Aid agencies are becoming too dependent on the Department for International Development and instead should be standing up to it, the director of programmes at ActionAid said at a Labour Conference fringe event yesterday.
David Archer, who was speaking at an event on how aid can work for global justice, hosted by social action organisation Global Justice Now, said: “It is time for the international NGOs who are based in the UK to be willing to stand up and say that it is not good enough to place 0.7 per cent of the budget to aid, we need to look at what that aid is spent on. We need to speak with a united voice.
“It is challenging because too many of the UK NGOs have become too dependent on DfID funding, and because they get some funding from DfID they are unwilling to stand up and criticise. I think that is a problem. We should never be silenced based on how we receive some funding. We should be much bolder in challenging the misuse, and the abuse, of aid which I think is happening now and is only going to get worse.”
Nick Dearden, director of Global Justice Now, agreed with Archer. He spoke of the positive press releases that came out when Priti Patel took up her position as the new Secretary of State for International Development. He said he’d questioned someone from an NGO about their press release and asked them why, and they had told him that they had their PPA (Programme Partnership Agreement) being discussed at the moment – which would be a big amount of money coming from DfID – and they “just couldn’t risk it”. He said that co-option is a “real problem”.
ActionAid later sought to make clear that Archer was speaking in a personal capacity and that his views were not that of ActionAid's. Last week ActionAid issued a statement welcoming the Secretary of State’s commitment to tackling global poverty.
Role of NGOs
Archer also said it was important for aid organisations to not just provide the basic services in these developing countries, but to support communities to become independent. Otherwise this just creates parallel structures.
He said: “It is very easy for NGOs, and ActionAid historically used to provide basic services ourselves, but I think that becomes unsustainable and problematic. What we should be doing is strengthening the capacity of citizens to hold the government to account for the delivery of services and strengthen that relationship and their capacity.
"These are hugely important roles for NGOs there and to deepen and increase civil society is an important part, but I would draw a line on that area of service delivery which can become problematic and creates parallel structures if you are not careful.”
Aid agencies shouldn’t be seen as a ‘lady bountiful’
Also speaking on the panel was Diane Abbott MP, who until June was shadow minister for international development.
Abbott said that the aid industry needs to have more of a commitment to moving things on, and not just create areas of Western-led aid in developing counties. She spoke of visiting an NGO’s project for women where a group of women “broke into a song of praise about that NGO”. She said if the aid sector is going to work for global justice, it also has to work to “move away from a relationship where the aid industry as seen as a ‘lady bountiful’. And which is one of equality”.
She also said that aid organisations should do more to engage with diaspora from developing countries. She said that they should be hiring the diaspora as they would have greater knowledge and understanding of the same issues that NGOs have to travel to find out.

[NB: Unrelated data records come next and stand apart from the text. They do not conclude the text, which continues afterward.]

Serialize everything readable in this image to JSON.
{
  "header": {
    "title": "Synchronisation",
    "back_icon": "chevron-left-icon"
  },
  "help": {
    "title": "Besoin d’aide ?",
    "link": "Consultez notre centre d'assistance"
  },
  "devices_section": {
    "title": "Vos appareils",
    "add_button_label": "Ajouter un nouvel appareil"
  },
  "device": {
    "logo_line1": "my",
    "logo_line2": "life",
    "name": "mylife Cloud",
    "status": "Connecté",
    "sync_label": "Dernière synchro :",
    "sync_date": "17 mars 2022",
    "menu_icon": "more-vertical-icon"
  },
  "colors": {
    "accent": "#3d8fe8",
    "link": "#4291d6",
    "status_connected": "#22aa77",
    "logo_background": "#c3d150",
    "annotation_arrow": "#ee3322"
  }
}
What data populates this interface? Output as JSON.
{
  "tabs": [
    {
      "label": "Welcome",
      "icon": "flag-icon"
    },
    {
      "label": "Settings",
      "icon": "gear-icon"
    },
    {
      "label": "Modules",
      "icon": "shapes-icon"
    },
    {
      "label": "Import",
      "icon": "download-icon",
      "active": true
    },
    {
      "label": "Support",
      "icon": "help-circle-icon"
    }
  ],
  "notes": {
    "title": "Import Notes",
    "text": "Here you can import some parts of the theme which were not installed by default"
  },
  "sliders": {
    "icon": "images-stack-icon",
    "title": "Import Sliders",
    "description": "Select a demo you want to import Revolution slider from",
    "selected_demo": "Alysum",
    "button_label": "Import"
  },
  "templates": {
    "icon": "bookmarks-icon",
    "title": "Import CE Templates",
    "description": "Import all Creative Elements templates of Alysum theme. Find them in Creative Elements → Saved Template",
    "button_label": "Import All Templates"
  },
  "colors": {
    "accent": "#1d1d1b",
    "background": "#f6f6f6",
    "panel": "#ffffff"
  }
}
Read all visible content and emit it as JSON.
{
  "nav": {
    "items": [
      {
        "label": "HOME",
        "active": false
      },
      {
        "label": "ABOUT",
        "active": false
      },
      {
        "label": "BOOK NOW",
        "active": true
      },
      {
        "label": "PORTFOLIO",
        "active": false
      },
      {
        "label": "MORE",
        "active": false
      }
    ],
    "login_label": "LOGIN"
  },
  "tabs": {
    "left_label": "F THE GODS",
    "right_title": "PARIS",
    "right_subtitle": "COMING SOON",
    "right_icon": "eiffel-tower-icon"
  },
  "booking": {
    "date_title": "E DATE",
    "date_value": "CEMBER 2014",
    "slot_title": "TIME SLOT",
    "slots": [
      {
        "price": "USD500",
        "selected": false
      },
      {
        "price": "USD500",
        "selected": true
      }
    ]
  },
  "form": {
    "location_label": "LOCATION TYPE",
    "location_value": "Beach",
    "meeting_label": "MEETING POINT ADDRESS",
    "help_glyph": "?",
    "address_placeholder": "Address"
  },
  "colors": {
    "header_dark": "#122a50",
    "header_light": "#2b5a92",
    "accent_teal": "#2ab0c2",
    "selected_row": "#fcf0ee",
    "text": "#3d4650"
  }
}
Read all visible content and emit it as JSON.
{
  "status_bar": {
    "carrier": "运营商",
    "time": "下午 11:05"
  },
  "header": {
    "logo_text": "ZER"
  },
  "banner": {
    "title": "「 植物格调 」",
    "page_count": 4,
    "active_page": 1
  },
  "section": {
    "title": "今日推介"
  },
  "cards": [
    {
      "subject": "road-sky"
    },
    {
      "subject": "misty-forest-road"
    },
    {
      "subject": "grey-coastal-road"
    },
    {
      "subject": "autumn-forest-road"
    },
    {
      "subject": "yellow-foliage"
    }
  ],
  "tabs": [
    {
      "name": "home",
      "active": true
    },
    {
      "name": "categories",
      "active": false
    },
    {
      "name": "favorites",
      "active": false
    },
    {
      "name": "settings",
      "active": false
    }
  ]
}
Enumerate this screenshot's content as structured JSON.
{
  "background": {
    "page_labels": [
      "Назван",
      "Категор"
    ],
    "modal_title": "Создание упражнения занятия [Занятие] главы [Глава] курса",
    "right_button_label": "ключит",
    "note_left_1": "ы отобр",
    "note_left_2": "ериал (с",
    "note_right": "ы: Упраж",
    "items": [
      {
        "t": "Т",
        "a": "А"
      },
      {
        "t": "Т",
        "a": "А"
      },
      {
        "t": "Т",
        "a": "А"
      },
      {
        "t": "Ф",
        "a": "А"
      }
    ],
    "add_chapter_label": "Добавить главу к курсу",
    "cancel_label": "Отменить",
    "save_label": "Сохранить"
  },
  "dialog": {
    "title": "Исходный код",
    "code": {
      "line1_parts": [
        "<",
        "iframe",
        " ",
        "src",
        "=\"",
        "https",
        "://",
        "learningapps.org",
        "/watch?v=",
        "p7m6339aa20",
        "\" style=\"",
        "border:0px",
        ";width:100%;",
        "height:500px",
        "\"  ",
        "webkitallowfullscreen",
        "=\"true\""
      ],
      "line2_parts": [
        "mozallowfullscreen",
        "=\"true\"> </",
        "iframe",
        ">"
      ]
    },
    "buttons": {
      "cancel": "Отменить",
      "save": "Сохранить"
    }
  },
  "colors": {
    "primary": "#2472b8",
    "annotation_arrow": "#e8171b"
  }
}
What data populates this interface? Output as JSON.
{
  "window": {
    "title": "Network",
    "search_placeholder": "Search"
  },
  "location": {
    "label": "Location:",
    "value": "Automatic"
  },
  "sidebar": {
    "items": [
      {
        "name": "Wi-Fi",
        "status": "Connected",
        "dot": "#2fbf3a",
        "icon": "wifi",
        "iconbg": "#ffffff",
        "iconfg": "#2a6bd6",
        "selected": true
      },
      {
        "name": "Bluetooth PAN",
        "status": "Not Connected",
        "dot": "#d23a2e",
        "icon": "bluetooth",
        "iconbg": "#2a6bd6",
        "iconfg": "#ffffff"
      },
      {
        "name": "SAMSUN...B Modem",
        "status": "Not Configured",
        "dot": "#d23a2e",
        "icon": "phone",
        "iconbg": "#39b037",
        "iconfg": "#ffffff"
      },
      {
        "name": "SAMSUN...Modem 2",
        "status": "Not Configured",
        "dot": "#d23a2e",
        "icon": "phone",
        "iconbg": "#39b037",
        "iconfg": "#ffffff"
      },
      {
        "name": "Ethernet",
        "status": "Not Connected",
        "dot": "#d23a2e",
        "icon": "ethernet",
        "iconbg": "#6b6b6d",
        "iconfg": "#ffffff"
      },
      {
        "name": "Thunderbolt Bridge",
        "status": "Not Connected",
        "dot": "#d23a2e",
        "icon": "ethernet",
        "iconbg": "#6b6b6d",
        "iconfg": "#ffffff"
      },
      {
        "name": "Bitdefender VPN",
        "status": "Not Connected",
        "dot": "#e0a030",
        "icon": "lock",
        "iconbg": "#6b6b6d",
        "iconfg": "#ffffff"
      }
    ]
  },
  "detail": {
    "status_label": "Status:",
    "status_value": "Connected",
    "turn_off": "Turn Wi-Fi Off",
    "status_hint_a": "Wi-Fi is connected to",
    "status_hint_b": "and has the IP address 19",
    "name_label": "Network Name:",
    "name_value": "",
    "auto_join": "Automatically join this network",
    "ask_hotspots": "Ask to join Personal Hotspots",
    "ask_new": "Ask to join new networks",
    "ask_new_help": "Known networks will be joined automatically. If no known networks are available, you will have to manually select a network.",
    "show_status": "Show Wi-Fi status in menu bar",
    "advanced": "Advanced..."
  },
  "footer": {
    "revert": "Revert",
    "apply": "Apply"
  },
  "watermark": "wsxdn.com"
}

Current approach to aid about ‘British self-interest’
Archer was heavily critical of Priti Patel and the new policies she recently published on aid in her role as Secretary of State.
He said: “We are actually living at a time of a very scary radical new vision of aid, but unfortunately a very wrong one. The manifesto that Priti Patel has put forward as the new minister for international development, and was published first of all in the Daily Mail, represents a very scary vision of aid. And aid which is purely about British self-interest. Looking to advance commercial interests and security interests around the world. It is a self-interested agenda, rather than genuinely looking to address poverty and injustice around the world.”
This story was amended after first publication to include insistence from ActionAid that David Archer was speaking in a personal capacity and not representing the views of the organisation.